# first abt's on the treager.



## lowandslowbbq (Dec 17, 2009)

These are my first abt's and they were pretty tasty.
Filling:
8 oz. cream cheese
1 tbl smoked paprika
1/4 cup sun-dried tomatoes soaked in oil
1 tbl minced garlic
1 tbl lemon juice

puree in food processor.

I decided to wrap these in maple bacon. I cut down the side and piped filling in hoping the bacon would help the filling from oozing out while smoking, there was a little bit lost but not much more than a few drops.

slice down center, then cored.

piping the filling

Right before the smoker.wrapped in maple bacon.

After being smoked, they tasted great!


----------



## fire it up (Dec 17, 2009)

Interesting way of slicing and filling the ABTs, looks like a nice way of pumping them full of filling and having a nice full pepper shell on the outside.

What was the deal with the Bud Light?
Been a while since I drank BL, now it's vodka, Yuengling and Guinness, but that was an interesting looking can.


----------



## shlongstar (Dec 17, 2009)

Good looking ABTs :)

indeed an interesting can.

i used to live on east coast and i MISS the Yuengling... smooth and cheap goodness.


----------



## fire it up (Dec 17, 2009)

Amazed it hasn't made it that far West yet.

Good stuff, America's oldest brewery.
They had it out in the Sacramento area when I lived in CA a few years back.


----------



## ciolli (Dec 17, 2009)

Those look good my man


----------



## topper (Dec 17, 2009)

I have never seen a green bud can before??, been looking at treagers, do you get a good smoke ring and flavor from it ???


----------



## target (Dec 17, 2009)

The beer can is a green bay packers style can.  
All of the cans in our area now are either green and yellow 
or purple and yellow (my preference).


----------



## mballi3011 (Dec 17, 2009)

I like the way you sliced and filled the jalapeno's. I have always used a piping bag kinda I use a baggie and cut out the corner. But they looked good and the fillinf sounds good too. Now the Bud light I have never seen them in colors either but they would go over good here in Gator Country. I'm sure you can guess the colors.


----------



## lowandslowbbq (Dec 17, 2009)

I like my treager it can produce a great smoke ring, maybe not as deep as some, smokers but it has a nice flavor.  As for the bud light can I normally drink local micro brew or w, but I got it for the oregon ducks civil war game, I'm a big duck fan, as the nfl goes chicago bears all the way.


----------



## waysideranch (Dec 18, 2009)

Very nice Abt's.  I like the stem.


----------



## stestardi (Dec 21, 2009)

I love the rack -- where'd you get it?


----------



## beer-b-q (Dec 21, 2009)

Great Looking ABTs and A Great Team Can...


----------



## oneshot (Dec 21, 2009)

You can get them here:  http://www.irondesert.com/Chile-Gril...0-p-1-c-1.html
Get the jalapeno corer to, it makes cleaning them much easier...


----------



## blue (Dec 21, 2009)

Very nice...and piping the filling makes for a clean presentation.


----------



## gunner69 (Dec 21, 2009)

The ones at Iron Desert are nice Cabelas also sells a plain jane model.. I've got the 48count that I use for Super Bowl parties.. I'll be smoking them this year usually its the over for them.

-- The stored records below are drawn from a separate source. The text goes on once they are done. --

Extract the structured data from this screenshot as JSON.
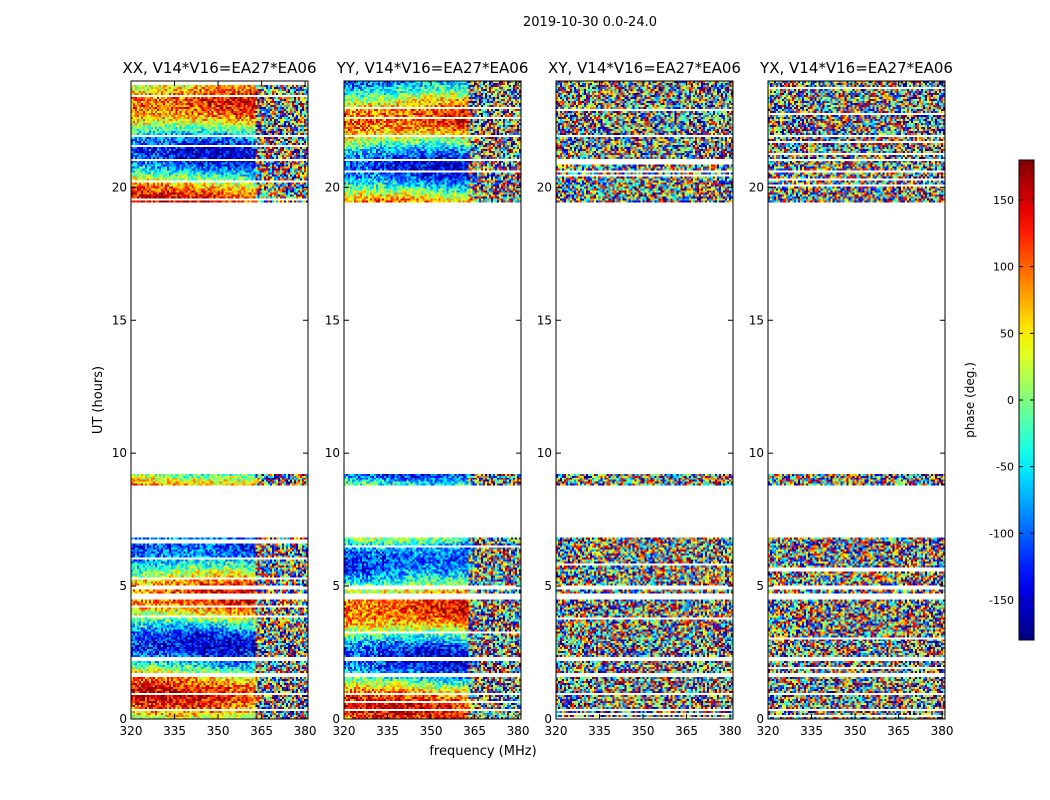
{
  "figure": {
    "suptitle": "2019-10-30 0.0-24.0",
    "xlabel": "frequency (MHz)",
    "ylabel": "UT (hours)"
  },
  "chart_data": {
    "type": "heatmap",
    "x_ticks": [
      320,
      335,
      350,
      365,
      380
    ],
    "y_ticks": [
      0,
      5,
      10,
      15,
      20
    ],
    "xlim": [
      320,
      381
    ],
    "ylim": [
      0,
      24
    ],
    "data_bands": [
      {
        "start": 0.0,
        "end": 0.3
      },
      {
        "start": 0.4,
        "end": 0.9
      },
      {
        "start": 1.0,
        "end": 1.6
      },
      {
        "start": 1.7,
        "end": 2.2
      },
      {
        "start": 2.3,
        "end": 4.5
      },
      {
        "start": 4.7,
        "end": 4.9
      },
      {
        "start": 5.0,
        "end": 6.8
      },
      {
        "start": 8.8,
        "end": 9.2
      },
      {
        "start": 19.4,
        "end": 21.0
      },
      {
        "start": 21.1,
        "end": 21.9
      },
      {
        "start": 22.0,
        "end": 24.0
      }
    ],
    "panels": [
      {
        "title": "XX, V14*V16=EA27*EA06",
        "coherent": true
      },
      {
        "title": "YY, V14*V16=EA27*EA06",
        "coherent": true
      },
      {
        "title": "XY, V14*V16=EA27*EA06",
        "coherent": false
      },
      {
        "title": "YX, V14*V16=EA27*EA06",
        "coherent": false
      }
    ],
    "colorbar": {
      "label": "phase (deg.)",
      "range": [
        -180,
        180
      ],
      "ticks": [
        150,
        100,
        50,
        0,
        -50,
        -100,
        -150
      ],
      "colormap": "jet"
    }
  }
}
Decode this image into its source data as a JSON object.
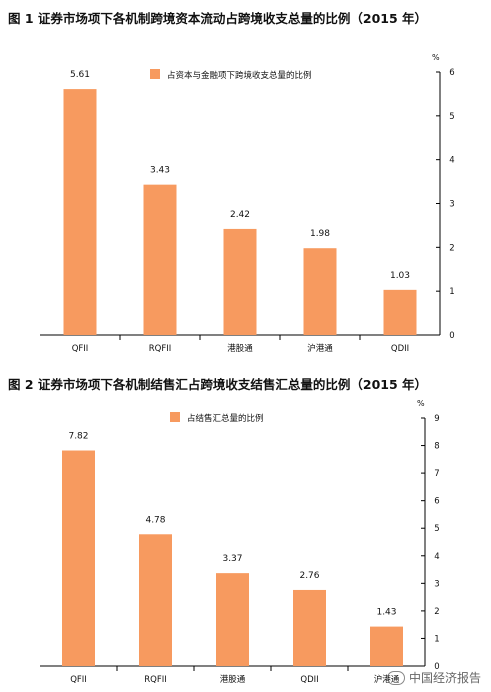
{
  "watermark": "中国经济报告",
  "chart_data": [
    {
      "type": "bar",
      "title": "图 1    证券市场项下各机制跨境资本流动占跨境收支总量的比例（2015 年）",
      "unit": "%",
      "legend": "占资本与金融项下跨境收支总量的比例",
      "legend_position": "top",
      "categories": [
        "QFII",
        "RQFII",
        "港股通",
        "沪港通",
        "QDII"
      ],
      "values": [
        5.61,
        3.43,
        2.42,
        1.98,
        1.03
      ],
      "ylim": [
        0,
        6
      ],
      "yticks": [
        0,
        1,
        2,
        3,
        4,
        5,
        6
      ],
      "bar_color": "#F79A5F",
      "grid": false
    },
    {
      "type": "bar",
      "title": "图 2    证券市场项下各机制结售汇占跨境收支结售汇总量的比例（2015 年）",
      "unit": "%",
      "legend": "占结售汇总量的比例",
      "legend_position": "top",
      "categories": [
        "QFII",
        "RQFII",
        "港股通",
        "QDII",
        "沪港通"
      ],
      "values": [
        7.82,
        4.78,
        3.37,
        2.76,
        1.43
      ],
      "ylim": [
        0,
        9
      ],
      "yticks": [
        0,
        1,
        2,
        3,
        4,
        5,
        6,
        7,
        8,
        9
      ],
      "bar_color": "#F79A5F",
      "grid": false
    }
  ]
}
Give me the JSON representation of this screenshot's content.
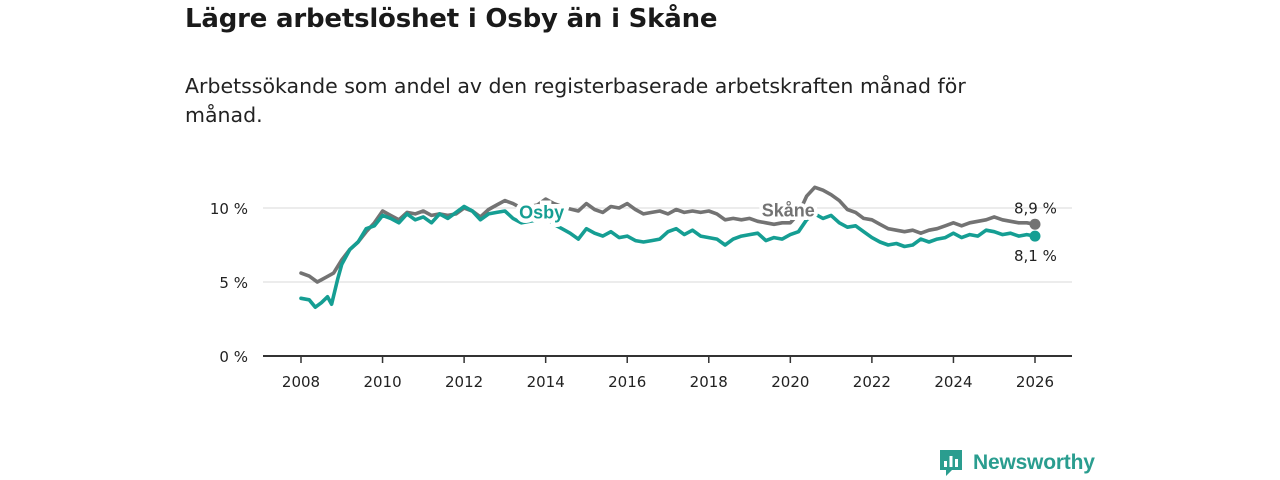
{
  "title": "Lägre arbetslöshet i Osby än i Skåne",
  "subtitle": "Arbetssökande som andel av den registerbaserade arbetskraften månad för månad.",
  "brand": {
    "name": "Newsworthy",
    "logo_icon": "bar-chart-bubble-icon"
  },
  "colors": {
    "osby": "#159e93",
    "skane": "#737373",
    "grid": "#d9d9d9",
    "axis": "#333333",
    "brand": "#2a9d8f"
  },
  "chart_data": {
    "type": "line",
    "title": "Lägre arbetslöshet i Osby än i Skåne",
    "xlabel": "",
    "ylabel": "",
    "xlim": [
      2007.1,
      2026.9
    ],
    "ylim": [
      0,
      10
    ],
    "x_ticks": [
      2008,
      2010,
      2012,
      2014,
      2016,
      2018,
      2020,
      2022,
      2024,
      2026
    ],
    "x_tick_labels": [
      "2008",
      "2010",
      "2012",
      "2014",
      "2016",
      "2018",
      "2020",
      "2022",
      "2024",
      "2026"
    ],
    "y_ticks": [
      0,
      5,
      10
    ],
    "y_tick_labels": [
      "0 %",
      "5 %",
      "10 %"
    ],
    "grid": true,
    "series": [
      {
        "name": "Skåne",
        "label": "Skåne",
        "end_label": "8,9 %",
        "end_value": 8.9,
        "points": [
          [
            2008.0,
            5.6
          ],
          [
            2008.2,
            5.4
          ],
          [
            2008.4,
            5.0
          ],
          [
            2008.6,
            5.3
          ],
          [
            2008.8,
            5.6
          ],
          [
            2009.0,
            6.5
          ],
          [
            2009.2,
            7.2
          ],
          [
            2009.4,
            7.7
          ],
          [
            2009.6,
            8.4
          ],
          [
            2009.8,
            9.0
          ],
          [
            2010.0,
            9.8
          ],
          [
            2010.2,
            9.5
          ],
          [
            2010.4,
            9.2
          ],
          [
            2010.6,
            9.7
          ],
          [
            2010.8,
            9.6
          ],
          [
            2011.0,
            9.8
          ],
          [
            2011.2,
            9.5
          ],
          [
            2011.4,
            9.6
          ],
          [
            2011.6,
            9.5
          ],
          [
            2011.8,
            9.6
          ],
          [
            2012.0,
            10.0
          ],
          [
            2012.2,
            9.8
          ],
          [
            2012.4,
            9.4
          ],
          [
            2012.6,
            9.9
          ],
          [
            2012.8,
            10.2
          ],
          [
            2013.0,
            10.5
          ],
          [
            2013.2,
            10.3
          ],
          [
            2013.4,
            10.0
          ],
          [
            2013.6,
            10.1
          ],
          [
            2013.8,
            10.2
          ],
          [
            2014.0,
            10.6
          ],
          [
            2014.2,
            10.3
          ],
          [
            2014.5,
            10.0
          ],
          [
            2014.8,
            9.8
          ],
          [
            2015.0,
            10.3
          ],
          [
            2015.2,
            9.9
          ],
          [
            2015.4,
            9.7
          ],
          [
            2015.6,
            10.1
          ],
          [
            2015.8,
            10.0
          ],
          [
            2016.0,
            10.3
          ],
          [
            2016.2,
            9.9
          ],
          [
            2016.4,
            9.6
          ],
          [
            2016.6,
            9.7
          ],
          [
            2016.8,
            9.8
          ],
          [
            2017.0,
            9.6
          ],
          [
            2017.2,
            9.9
          ],
          [
            2017.4,
            9.7
          ],
          [
            2017.6,
            9.8
          ],
          [
            2017.8,
            9.7
          ],
          [
            2018.0,
            9.8
          ],
          [
            2018.2,
            9.6
          ],
          [
            2018.4,
            9.2
          ],
          [
            2018.6,
            9.3
          ],
          [
            2018.8,
            9.2
          ],
          [
            2019.0,
            9.3
          ],
          [
            2019.2,
            9.1
          ],
          [
            2019.4,
            9.0
          ],
          [
            2019.6,
            8.9
          ],
          [
            2019.8,
            9.0
          ],
          [
            2020.0,
            9.0
          ],
          [
            2020.2,
            9.6
          ],
          [
            2020.4,
            10.8
          ],
          [
            2020.6,
            11.4
          ],
          [
            2020.8,
            11.2
          ],
          [
            2021.0,
            10.9
          ],
          [
            2021.2,
            10.5
          ],
          [
            2021.4,
            9.9
          ],
          [
            2021.6,
            9.7
          ],
          [
            2021.8,
            9.3
          ],
          [
            2022.0,
            9.2
          ],
          [
            2022.2,
            8.9
          ],
          [
            2022.4,
            8.6
          ],
          [
            2022.6,
            8.5
          ],
          [
            2022.8,
            8.4
          ],
          [
            2023.0,
            8.5
          ],
          [
            2023.2,
            8.3
          ],
          [
            2023.4,
            8.5
          ],
          [
            2023.6,
            8.6
          ],
          [
            2023.8,
            8.8
          ],
          [
            2024.0,
            9.0
          ],
          [
            2024.2,
            8.8
          ],
          [
            2024.4,
            9.0
          ],
          [
            2024.6,
            9.1
          ],
          [
            2024.8,
            9.2
          ],
          [
            2025.0,
            9.4
          ],
          [
            2025.2,
            9.2
          ],
          [
            2025.4,
            9.1
          ],
          [
            2025.6,
            9.0
          ],
          [
            2025.8,
            9.0
          ],
          [
            2026.0,
            8.9
          ]
        ]
      },
      {
        "name": "Osby",
        "label": "Osby",
        "end_label": "8,1 %",
        "end_value": 8.1,
        "points": [
          [
            2008.0,
            3.9
          ],
          [
            2008.2,
            3.8
          ],
          [
            2008.35,
            3.3
          ],
          [
            2008.5,
            3.6
          ],
          [
            2008.65,
            4.0
          ],
          [
            2008.75,
            3.5
          ],
          [
            2008.9,
            5.2
          ],
          [
            2009.0,
            6.2
          ],
          [
            2009.2,
            7.2
          ],
          [
            2009.4,
            7.7
          ],
          [
            2009.6,
            8.6
          ],
          [
            2009.8,
            8.8
          ],
          [
            2010.0,
            9.5
          ],
          [
            2010.2,
            9.3
          ],
          [
            2010.4,
            9.0
          ],
          [
            2010.6,
            9.6
          ],
          [
            2010.8,
            9.2
          ],
          [
            2011.0,
            9.4
          ],
          [
            2011.2,
            9.0
          ],
          [
            2011.4,
            9.6
          ],
          [
            2011.6,
            9.3
          ],
          [
            2011.8,
            9.7
          ],
          [
            2012.0,
            10.1
          ],
          [
            2012.2,
            9.8
          ],
          [
            2012.4,
            9.2
          ],
          [
            2012.6,
            9.6
          ],
          [
            2012.8,
            9.7
          ],
          [
            2013.0,
            9.8
          ],
          [
            2013.2,
            9.3
          ],
          [
            2013.4,
            9.0
          ],
          [
            2013.6,
            9.1
          ],
          [
            2013.8,
            9.2
          ],
          [
            2014.0,
            9.4
          ],
          [
            2014.2,
            8.9
          ],
          [
            2014.4,
            8.6
          ],
          [
            2014.6,
            8.3
          ],
          [
            2014.8,
            7.9
          ],
          [
            2015.0,
            8.6
          ],
          [
            2015.2,
            8.3
          ],
          [
            2015.4,
            8.1
          ],
          [
            2015.6,
            8.4
          ],
          [
            2015.8,
            8.0
          ],
          [
            2016.0,
            8.1
          ],
          [
            2016.2,
            7.8
          ],
          [
            2016.4,
            7.7
          ],
          [
            2016.6,
            7.8
          ],
          [
            2016.8,
            7.9
          ],
          [
            2017.0,
            8.4
          ],
          [
            2017.2,
            8.6
          ],
          [
            2017.4,
            8.2
          ],
          [
            2017.6,
            8.5
          ],
          [
            2017.8,
            8.1
          ],
          [
            2018.0,
            8.0
          ],
          [
            2018.2,
            7.9
          ],
          [
            2018.4,
            7.5
          ],
          [
            2018.6,
            7.9
          ],
          [
            2018.8,
            8.1
          ],
          [
            2019.0,
            8.2
          ],
          [
            2019.2,
            8.3
          ],
          [
            2019.4,
            7.8
          ],
          [
            2019.6,
            8.0
          ],
          [
            2019.8,
            7.9
          ],
          [
            2020.0,
            8.2
          ],
          [
            2020.2,
            8.4
          ],
          [
            2020.4,
            9.2
          ],
          [
            2020.6,
            9.6
          ],
          [
            2020.8,
            9.3
          ],
          [
            2021.0,
            9.5
          ],
          [
            2021.2,
            9.0
          ],
          [
            2021.4,
            8.7
          ],
          [
            2021.6,
            8.8
          ],
          [
            2021.8,
            8.4
          ],
          [
            2022.0,
            8.0
          ],
          [
            2022.2,
            7.7
          ],
          [
            2022.4,
            7.5
          ],
          [
            2022.6,
            7.6
          ],
          [
            2022.8,
            7.4
          ],
          [
            2023.0,
            7.5
          ],
          [
            2023.2,
            7.9
          ],
          [
            2023.4,
            7.7
          ],
          [
            2023.6,
            7.9
          ],
          [
            2023.8,
            8.0
          ],
          [
            2024.0,
            8.3
          ],
          [
            2024.2,
            8.0
          ],
          [
            2024.4,
            8.2
          ],
          [
            2024.6,
            8.1
          ],
          [
            2024.8,
            8.5
          ],
          [
            2025.0,
            8.4
          ],
          [
            2025.2,
            8.2
          ],
          [
            2025.4,
            8.3
          ],
          [
            2025.6,
            8.1
          ],
          [
            2025.8,
            8.2
          ],
          [
            2026.0,
            8.1
          ]
        ]
      }
    ]
  }
}
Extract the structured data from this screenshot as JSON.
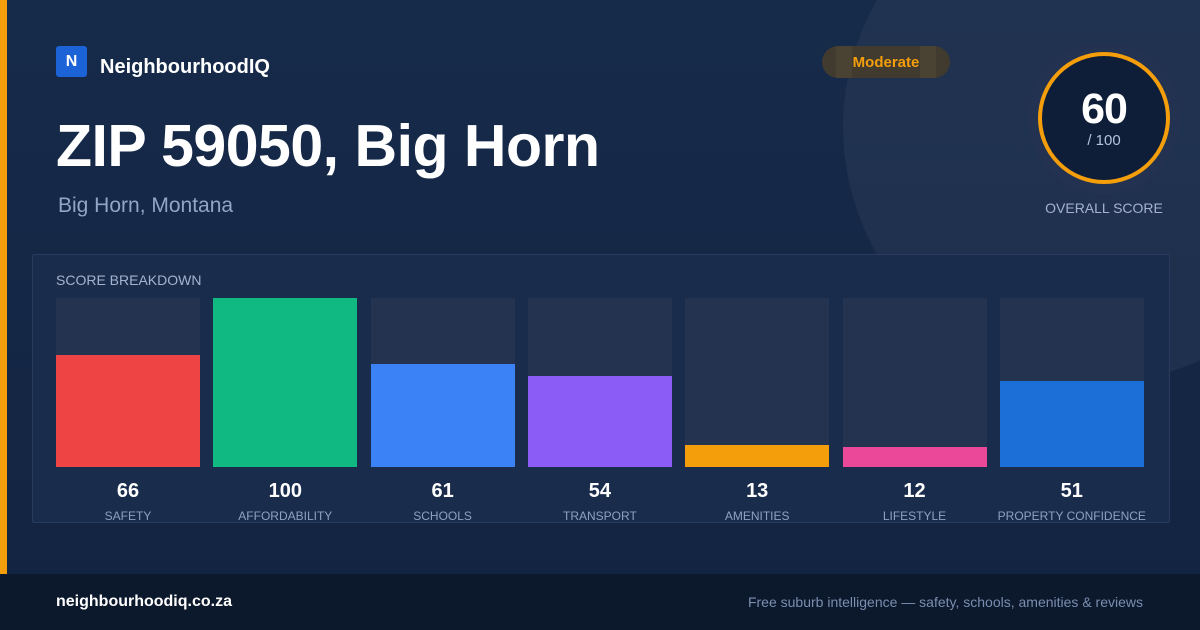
{
  "brand": {
    "logo_letter": "N",
    "name": "NeighbourhoodIQ"
  },
  "header": {
    "title": "ZIP 59050, Big Horn",
    "subtitle": "Big Horn, Montana",
    "badge": "Moderate"
  },
  "score": {
    "value": "60",
    "max": "/ 100",
    "caption": "OVERALL SCORE"
  },
  "breakdown": {
    "title": "SCORE BREAKDOWN",
    "items": [
      {
        "value": "66",
        "label": "SAFETY",
        "score": 66,
        "color": "#ef4444"
      },
      {
        "value": "100",
        "label": "AFFORDABILITY",
        "score": 100,
        "color": "#10b981"
      },
      {
        "value": "61",
        "label": "SCHOOLS",
        "score": 61,
        "color": "#3b82f6"
      },
      {
        "value": "54",
        "label": "TRANSPORT",
        "score": 54,
        "color": "#8b5cf6"
      },
      {
        "value": "13",
        "label": "AMENITIES",
        "score": 13,
        "color": "#f59e0b"
      },
      {
        "value": "12",
        "label": "LIFESTYLE",
        "score": 12,
        "color": "#ec4899"
      },
      {
        "value": "51",
        "label": "PROPERTY CONFIDENCE",
        "score": 51,
        "color": "#1d6fd8"
      }
    ]
  },
  "footer": {
    "site": "neighbourhoodiq.co.za",
    "tagline": "Free suburb intelligence — safety, schools, amenities & reviews"
  },
  "colors": {
    "accent": "#f59e0b",
    "brand_blue": "#1d63d8",
    "background": "#13213c"
  }
}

http://www.cabelas.com/cabelas/en/te...set=ISO-8859-1


----------



## lowandslowbbq (Dec 21, 2009)

I found mine at ROSS dress for less for $8.00, also got the rib rack to match.


----------



## carpetride (Dec 21, 2009)

Nice job!  Did you use a corer?


----------



## lowandslowbbq (Dec 26, 2009)

yes I used a corer, but u could get away with using a butter knife or your fingers.


----------